Now you can enjoy all features from the Datrics Release 1.2.0 on the platform!
We've made great speed improvements and now your pipelines will run 5x faster, we've also made a lot of improvements to the user interface so that it becomes easier to create pipelines. For advanced users, we've implemented several new bricks: dimensionality reduction, binning without a target, and new encoding.
In 1.2.0 we extended the data processing's functionality of the platform by adding the ability to make the data transforming from the high-dimensional space into the low-dimensional space, ensuring that the resulted representation keeps the meaningful properties of the initial data. Dimensionality reduction techniques are widely used in Data Analysis and Machine Learning and are part of the Feature Engineering process. We started with Principal Component Analysis (PCA) as one of the techniques which, on the one hand, allows reducing the computational time of the learning process and on the other hand handles the multicollinearity issue, which is very important for linear models like Logistics Regression.
The imbalanced dataset is a well-known problem in predictive analytics. The severe skew in the distribution of classes can impact many machine learning algorithms - some of them tend to be focused on the major class and ignore the minority class. One of the approaches for solving this issue - to make the random resampling of the training dataset so that the impacts of the classes will be equalized.
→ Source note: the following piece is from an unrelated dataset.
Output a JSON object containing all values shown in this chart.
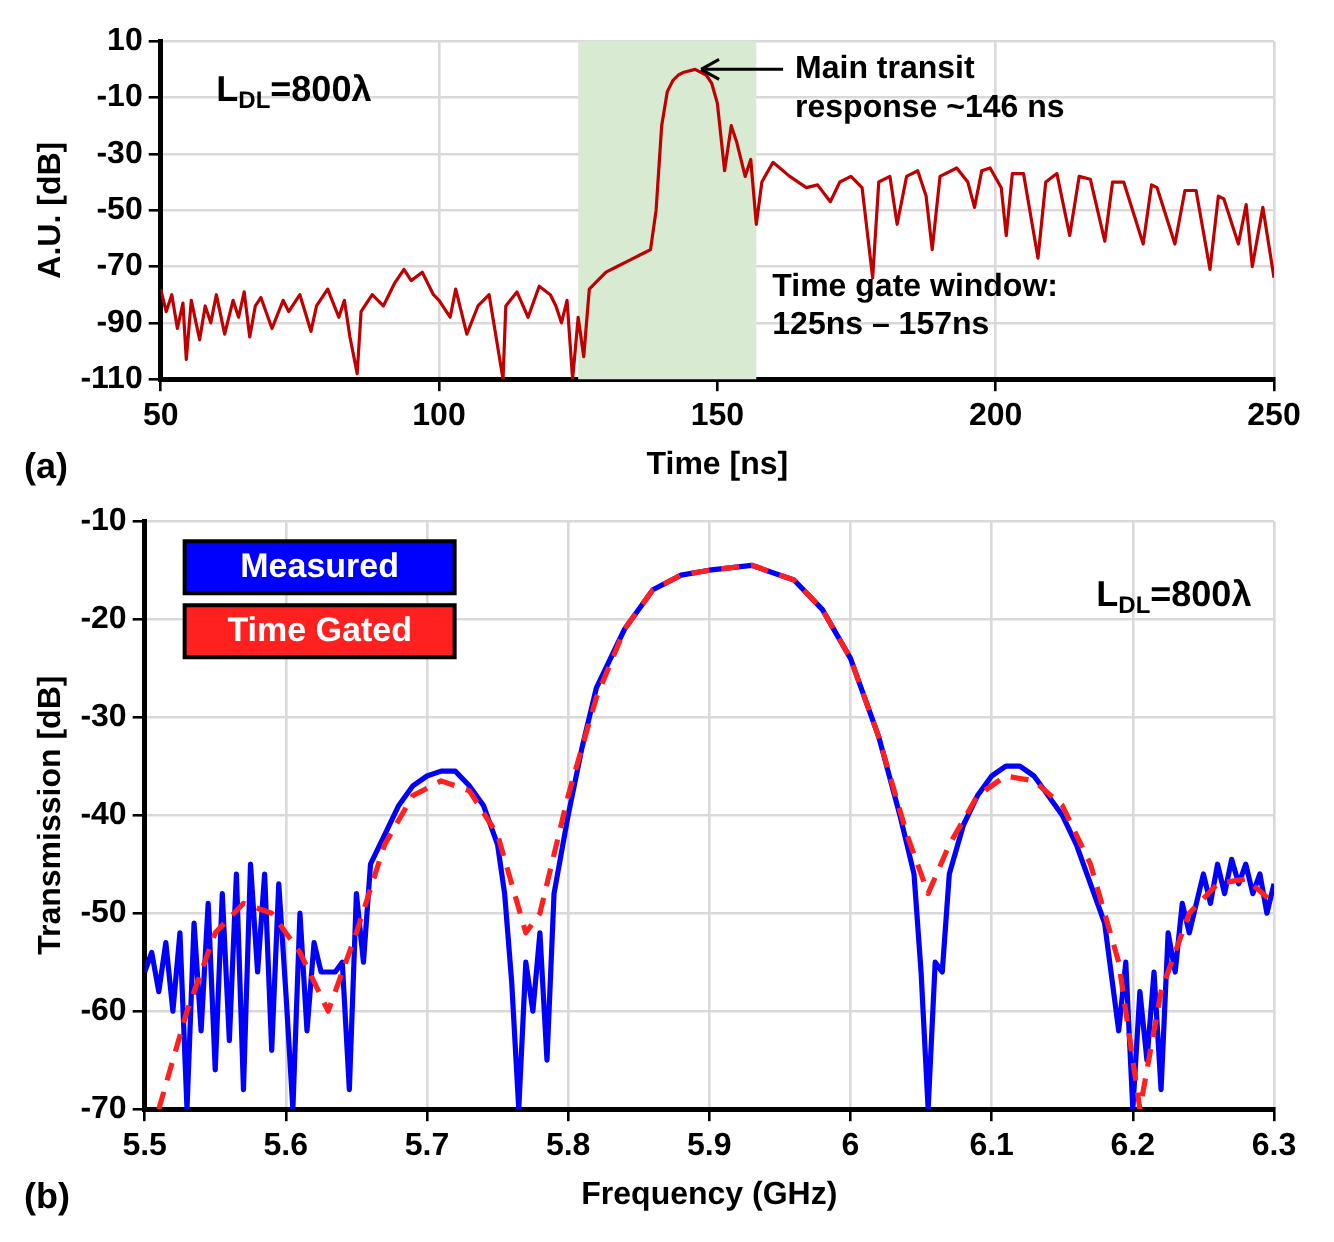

In 1.2.0 We added to the component's library the brick, which allows implementing one of the two main approaches to imbalanced dataset resampling - oversampling (duplicate the examples of the minority class) and undersampling (delete examples from the majority class).
Starting with 1.2.0, the binning of the numerical variables doesn't require the binary target variable - the user can either automatically or manually make the continuous variable quantization via the Binning Improvements dashboard. As before, the target variable allows to make the assessment of the categorical representation of the continuous variable and get the optimal bins concerning it.
In 1.2.0 the team has focused on improving and expanding the functionality of the Encoding functionality. Two major updates have been made to the Encoding brick. The first one is the possibility to manually add unseen values for a column to be encoded, so you can be absolutely sure the encoder is trained correctly even if your data sample might be not perfectly representable. The other update is an additional encoding mode - Weight of Evidence, this mode is quite useful when working with a Logistic Regression.
We continue to work under the adding of the AutoML functionality to the predictive pipelines. In 1.2.0 we extended the training options of the Logistics Regression model with Advanced Mode, which includes the Recursive Feature Elimination (RFE) method. Our implementation of the RFE mode for the Logistic regression includes the removing of the non-informative and highly correlated features with the iterative removing of the weakest features with respect to the model's quality criterion.
Having duplicated observations is quite common when building ML pipelines. In 1.2.0 we've added the possibility to work with data containing duplicates. Duplicates Treatment brick allows the user to treat duplicates in two different modes. The first mode works on every column and removes duplicated rows. The second mode allows limiting the columns that are to be treated as a unique key identifier and the remaining columns will automatically be selected based on the first/last occurrence of a value.
Having API Key management is quite a common thing. When you create the model API or Pipeline API you want to integrate it in your backend or share access to it with somebody else. Currently, it's possible by generating API keys in the corresponding section on the platform.
You can generate API keys and revoke them in the convenient admin panel.
The creation of reproducible workflows never was so easy. In 1.2.0 you can generate feature in 1 pipeline and then transform this pipeline to the API so that it will transform raw data in the format of features that your model accept.
Also in 1.2.0, we've created the possibility to test your pipeline`s APIs straight on the platform with the same UI that you've used previously to test models.
Having multiple versions of models and usually is a pain. We know that and in 1.2.0 we created the possibility to replace the existing model with the new one without changing the API link. You can test your models separately and then just click on the 1 button to replace the old model with the new one without the need to change the code that uses it.
The way how we've provided the possibility to replace deployed model without changing the API link to it we've made the same with APIs for pipelines.
There are a lot of data warehouses and databases that exist and different companies use different. In datrics we know about that and we're happy to present the connector to the Exasol data warehouse. You can use it the same way that you've used Postgres or MySQL connectors. Just set up a connection to Exasol and drag&drop it to the pipeline canvas.